One hot topic we’re hearing lately is the possibility of conservative states seceding from America. This sounds so familiar, doesn’t it? Secession was also a hot topic leading up to the Civil War.
Some big names are engaging in this debate. Texas Republican Party Chairman Allen West, after the Supreme Court dismissed a Texas lawsuit against election battleground states, stated, “Perhaps law-abiding states should bond together and form a Union of states that will abide by the Constitution,” as a remedy to a broken republic where the justice system has been ravaged.
Also, talk-radio host Rush Limbaugh believes conservative states are “trending toward secession,” though he admitted it’s a concept he’s not ready to accept. “A lot of bloggers have written extensively about how distant and separated and how much more separated our culture is becoming politically and that it can’t go on this way,” he said. “There cannot be a peaceful coexistence of two completely different theories of life, theories of government, theories of how we manage our affairs. We can’t be in this dire a conflict without something giving somewhere along the way.” He added, “I still haven’t given up the idea that we are the majority and that all we have to do is find a way to unite and win.”
The frustrating thing is how many people – left and right – love their country and don’t want to “dissolve the political bands which have connected them with another.” They want America to return to what it was, without Big Tech censorship, tyrannical dictators hiding behind masks, or schools that indoctrinate rather than educate. That’s why so many people, liberal and conservative, voted for Trump in staggering numbers – so staggering that massive voter fraud was necessary to pry him out of office. It’s why the progressives in power stopped the vote count in the middle of the night in critical states and, literally and metaphorically, stuffed the ballot boxes for Biden.
It’s the extreme leftists who are now driving the political machine. “As we know, the truly rabid left exist in extremely small numbers,” write columnist Erik Rush. “It is only their immoderate vociferousness and the fact that many of these people occupy places of power that give the impression of a wider scope of influence.” [Emphasis added.]
This talk of secession is born of sheer frustration and a recognition that the vast majority of Americans want to return this nation to its constitutional roots. It’s born of the sheer frustration that those in power refuse to adhere to the will of the people and put back in office the one man who has the power to hold back the tide of socialism. It’s the sheer frustration that come from pounding our heads against the implacable brick wall of Big Tech, the mainstream media and the public educational system that have collectively become the enemies of America and are complicit in bringing this nation to its knees.
So yes, I understand the desire for secession.
Even progressives are entertaining the idea, however sarcastically.

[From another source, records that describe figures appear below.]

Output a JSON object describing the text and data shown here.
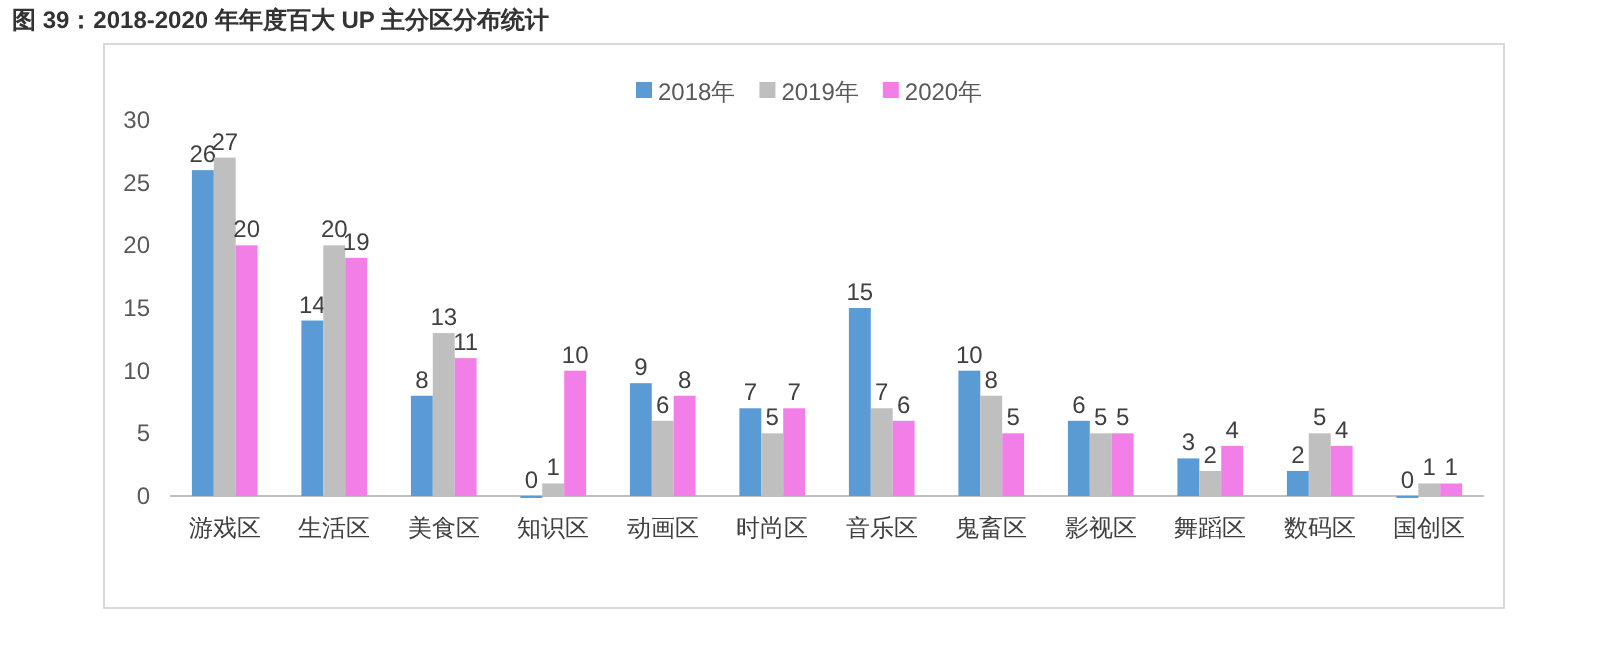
{
  "chart_data": {
    "type": "bar",
    "title": "图 39：2018-2020 年年度百大 UP 主分区分布统计",
    "categories": [
      "游戏区",
      "生活区",
      "美食区",
      "知识区",
      "动画区",
      "时尚区",
      "音乐区",
      "鬼畜区",
      "影视区",
      "舞蹈区",
      "数码区",
      "国创区"
    ],
    "series": [
      {
        "name": "2018年",
        "color": "#5b9bd5",
        "values": [
          26,
          14,
          8,
          0,
          9,
          7,
          15,
          10,
          6,
          3,
          2,
          0
        ]
      },
      {
        "name": "2019年",
        "color": "#bfbfbf",
        "values": [
          27,
          20,
          13,
          1,
          6,
          5,
          7,
          8,
          5,
          2,
          5,
          1
        ]
      },
      {
        "name": "2020年",
        "color": "#f27fe8",
        "values": [
          20,
          19,
          11,
          10,
          8,
          7,
          6,
          5,
          5,
          4,
          4,
          1
        ]
      }
    ],
    "ylim": [
      0,
      30
    ],
    "yticks": [
      0,
      5,
      10,
      15,
      20,
      25,
      30
    ],
    "grid": false,
    "legend": "top",
    "data_labels": true
  }
}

In a now-deleted tweet, lesbian feminist activist Amy Siskind proposed a satirical division of America in which the blue states joined Canada to become “The United States of Canada,” while red states form an independent country, “Jesusland.” (To be honest, this proposed division holds a lot of appeal for me.)
If Biden takes office on Jan. 20, what then? “American politics will be even more poisoned and polarized than it has been for the last four years,” notes Pat Buchanan. “Tens of millions of Americans will see themselves as disfranchised and believe that the greatest champion they have had in decades was illegally driven from power by the same deep state-media conspiracy he fought for four years.”
When a couple gets a divorce, they often cite irreconcilable differences. That seems to be the case right now in America. Let’s face it, progressives loathe conservatives and conservatives loathe progressives. A house divided against itself cannot stand. This mutual hatred is growing and makes it impossible for people to live peaceful, productive lives. Why stay in a marriage if you hate your spouse? Why remain with an abusive partner? Why not go your separate ways? These are questions worth asking.
“Though secession is unlikely, a secession of the heart has already taken place in America,” notes Buchanan. “We are two nations, two peoples seemingly separated indefinitely. Can a nation so divided as ours, racially, ideologically, religiously, still do great things together, as did the America of days gone by, to the amazement of the world?”
My husband and I recently had a discussion about the logistics of secession. Who goes where? Who gives up their homes, their businesses, their community connections and moves to either the red or the blue states that want them? Among our largely conservative neighborhood, we have one progressive family who’s lived in the area for decades. What would happen to them? We have family and friends living in vivid-blue states. Would they be persecuted if they remained behind?
In short, secession couldn’t happen without a tremendous amount of pain and unfairness. Consider what happened when India was partitioned in 1947 into two nations (India and Pakistan). According to Wikipedia: “The partition displaced between 10 and 12 million people along religious lines, creating overwhelming refugee crises in the newly constituted dominions. There was large-scale violence, with estimates of loss of life accompanying or preceding the partition disputed and varying between several hundred thousand and 2 million. The violent nature of the partition created an atmosphere of hostility and suspicion between India and Pakistan that affects their relationship to this day.”
Is this what the future of America might hold? I pray not. While I don’t agree with our progressive neighbors’ politics, I most certainly don’t want them to become political refugees. I have no desire for them to leave their home of 20 years for bluer pastures.
In short, I don’t know if secession is the answer to America’s internal conflict. But, as God is my witness, I don’t know what the answer may be.